The Appellate Tribunal relied on Swiss ribbons (P) Ltd v Union of India, (2019) 4 SCC 17 where the Supreme Court held that even if the application u/s. 7 meets all the requirements, the AA has to exercise discretion to prevent a malafide CIRP. The AA is obliged to investigate the nature of the transaction and to prevent anyone taking undue benefit of provisions of the Code. The Appellate Tribunal, to ascertain if there is a ‘Financial Debt’, relied on Phoenix Arc Private Limited v. Spade Financial Services Limited & Ors and Anuj Jain IRP for Jaypee Infratech Ltd. v. Axis Bank Ltd. The Appellate Tribunal was not convinced by the actions of the CD, which has a paid-up share capital of Rs. 7,30,00,000/– and cash credit limit of Rs. 24,00,00,000/– but was unable to repay Rs. 10,00,000/–, and did not object to the initiation of CIRP. There was no proper evidence of debt and default, including a loan agreement stipulating the tenure and the interest rate. The Appellate Tribunal held that the transaction is not a ‘Financial Debt’. The Application was filed with the ulterior motive to subvert a recovery proceeding initiated by Bank of Baroda u/s. 13(4) of the SARFAESI Act, by seeking benefits of moratorium u/s. 14 of the IBC.


Corporate guarantee extended by CD to creditor is a financial debt: 9M Corporation v. Naresh Verma

The appeal was filed seeking direction to constitute the CoC under Section 21 of the Code. The Appellant/FC submitted that the inclusion of STCI Finance Ltd. as an FC in the CoC was against the decision of the Supreme Court in Anuj Jain v. Axis Bank Limited, in which it has been held that security to the third party by the CD cannot be called ‘Financial Debt’. The Appellate Tribunal held that liability arising out of guarantee for any of the items referred to in sub-clause (a) to (h) of section 5(8) is a Financial Debt. Thus, based on the corporate guarantee extended by the CD, the Appellate Tribunal held that STCI is an FC in the CIRP.


Appeal filed beyond the period prescribed u/s. 61(2) of the Code cannot be condoned: New Boilers Engineering v. IDBI Bank Limited




Chennai Bench

Condonation of delay is at the discretion of the AA: Jain Irrigation Systems Limited v. Empee Sugars and Chemicals Limited

The appeal was against the order of the AA dismissing an application u/s. 5 of the Limitation Act for condonation of delay of 241 days. The Appellant/OC contended that there existed ‘sufficient cause’ justifying the condonation of delay.

The Appellate Tribunal held that the condonation of delay cannot be claimed as a matter of right.

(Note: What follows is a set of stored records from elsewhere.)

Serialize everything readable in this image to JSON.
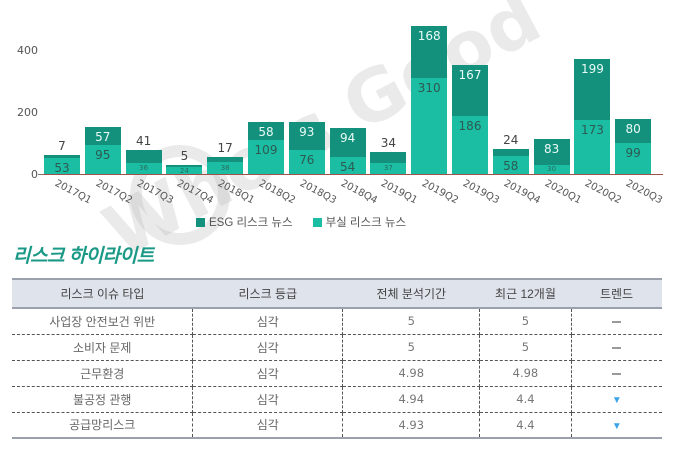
{
  "chart_data": {
    "type": "bar",
    "stacked": true,
    "title": "",
    "xlabel": "",
    "ylabel": "",
    "ylim": [
      0,
      480
    ],
    "yticks": [
      0,
      200,
      400
    ],
    "grid": false,
    "legend_position": "bottom",
    "categories": [
      "2017Q1",
      "2017Q2",
      "2017Q3",
      "2017Q4",
      "2018Q1",
      "2018Q2",
      "2018Q3",
      "2018Q4",
      "2019Q1",
      "2019Q2",
      "2019Q3",
      "2019Q4",
      "2020Q1",
      "2020Q2",
      "2020Q3"
    ],
    "series": [
      {
        "name": "부실 리스크 뉴스",
        "color": "#1bbda3",
        "values": [
          53,
          95,
          36,
          24,
          38,
          109,
          76,
          54,
          37,
          310,
          186,
          58,
          30,
          173,
          99
        ]
      },
      {
        "name": "ESG 리스크 뉴스",
        "color": "#13917d",
        "values": [
          7,
          57,
          41,
          5,
          17,
          58,
          93,
          94,
          34,
          168,
          167,
          24,
          83,
          199,
          80
        ]
      }
    ]
  },
  "chart": {
    "yticks": [
      "400",
      "200",
      "0"
    ],
    "legend": [
      {
        "label": "ESG 리스크 뉴스",
        "color": "#13917d"
      },
      {
        "label": "부실 리스크 뉴스",
        "color": "#1bbda3"
      }
    ],
    "watermark": "Who's Good"
  },
  "highlight": {
    "title": "리스크 하이라이트",
    "columns": [
      "리스크 이슈 타입",
      "리스크 등급",
      "전체 분석기간",
      "최근 12개월",
      "트렌드"
    ],
    "rows": [
      {
        "type": "사업장 안전보건 위반",
        "grade": "심각",
        "total": "5",
        "recent": "5",
        "trend": "flat"
      },
      {
        "type": "소비자 문제",
        "grade": "심각",
        "total": "5",
        "recent": "5",
        "trend": "flat"
      },
      {
        "type": "근무환경",
        "grade": "심각",
        "total": "4.98",
        "recent": "4.98",
        "trend": "flat"
      },
      {
        "type": "불공정 관행",
        "grade": "심각",
        "total": "4.94",
        "recent": "4.4",
        "trend": "down"
      },
      {
        "type": "공급망리스크",
        "grade": "심각",
        "total": "4.93",
        "recent": "4.4",
        "trend": "down"
      }
    ],
    "trend_symbols": {
      "flat": "",
      "down": "▼"
    }
  },
  "colors": {
    "accent": "#1a9a86",
    "esg": "#13917d",
    "bs": "#1bbda3",
    "trend_down": "#3aa4e8",
    "header_bg": "#dfe3ec"
  }
}
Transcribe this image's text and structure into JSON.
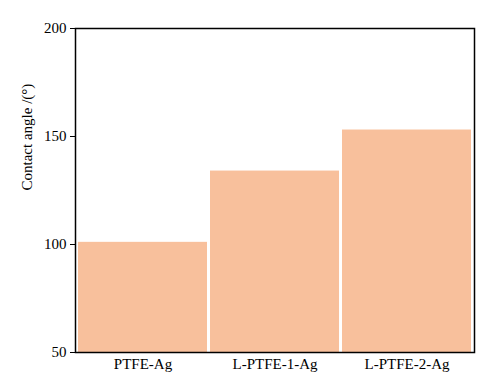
{
  "chart_data": {
    "type": "bar",
    "ylabel": "Contact angle /(°)",
    "categories": [
      "PTFE-Ag",
      "L-PTFE-1-Ag",
      "L-PTFE-2-Ag"
    ],
    "values": [
      101,
      134,
      153
    ],
    "color": "#f8c09c",
    "ylim": [
      50,
      200
    ],
    "yticks": [
      50,
      100,
      150,
      200
    ],
    "grid": false
  }
}
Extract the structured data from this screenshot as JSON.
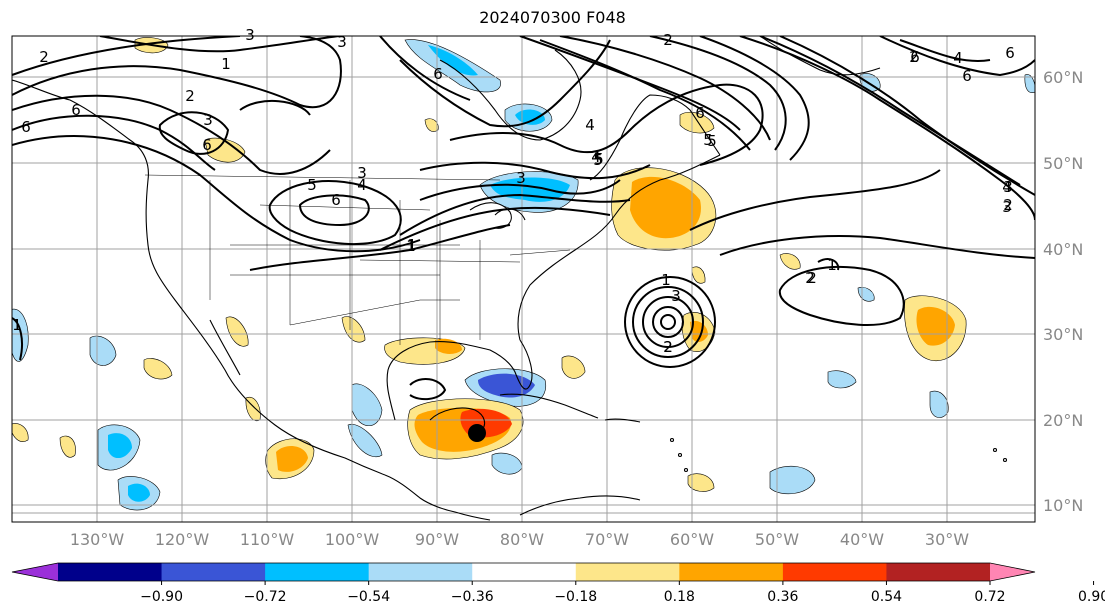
{
  "title": "2024070300 F048",
  "lat_labels": [
    "60°N",
    "50°N",
    "40°N",
    "30°N",
    "20°N",
    "10°N"
  ],
  "lon_labels": [
    "130°W",
    "120°W",
    "110°W",
    "100°W",
    "90°W",
    "80°W",
    "70°W",
    "60°W",
    "50°W",
    "40°W",
    "30°W"
  ],
  "colorbar": {
    "ticks": [
      "−0.90",
      "−0.72",
      "−0.54",
      "−0.36",
      "−0.18",
      "0.18",
      "0.36",
      "0.54",
      "0.72",
      "0.90"
    ],
    "colors": [
      "#9b30d9",
      "#00008b",
      "#3a55d6",
      "#00bfff",
      "#aadcf7",
      "#ffffff",
      "#fde68a",
      "#ffa500",
      "#ff3a00",
      "#b22222",
      "#ff85b3"
    ],
    "under_color": "#9b30d9",
    "over_color": "#ff85b3"
  },
  "contour_labels": [
    "2",
    "1",
    "2",
    "3",
    "6",
    "5",
    "6",
    "1",
    "3",
    "4",
    "4",
    "3",
    "5",
    "6",
    "5",
    "6",
    "2",
    "3",
    "4",
    "6",
    "6",
    "5",
    "3",
    "2",
    "1",
    "2",
    "3",
    "4",
    "1",
    "2",
    "1",
    "2",
    "3",
    "6",
    "4",
    "5",
    "6",
    "6",
    "3",
    "2",
    "1",
    "2"
  ],
  "colors": {
    "grid": "#a0a0a0",
    "coast": "#000000",
    "contour": "#000000"
  }
}
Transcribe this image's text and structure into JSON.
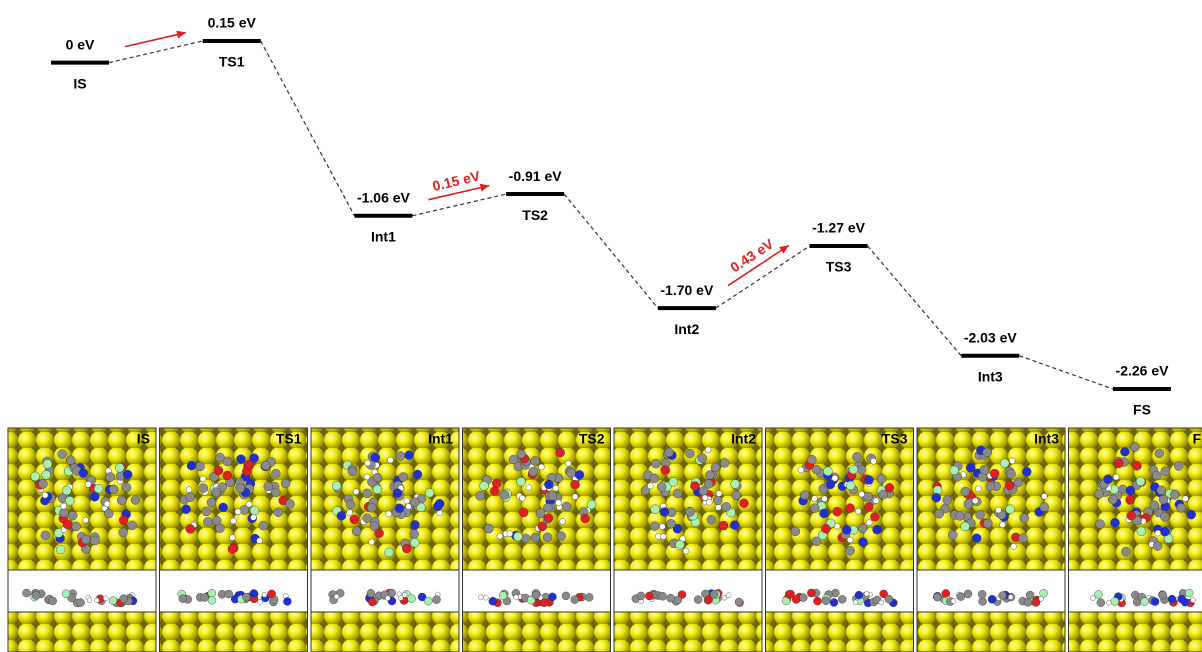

It is the discretion of the Tribunal and when there is no sufficient cause for the delay, it may not entertain the application. The Appellate Tribunal noted that as per Section 5 of the Limitation Act, 1963, the explanation of delay must be to the satisfaction of the Court/Tribunal and in this case, the AA was not subjectively satisfied for the delay.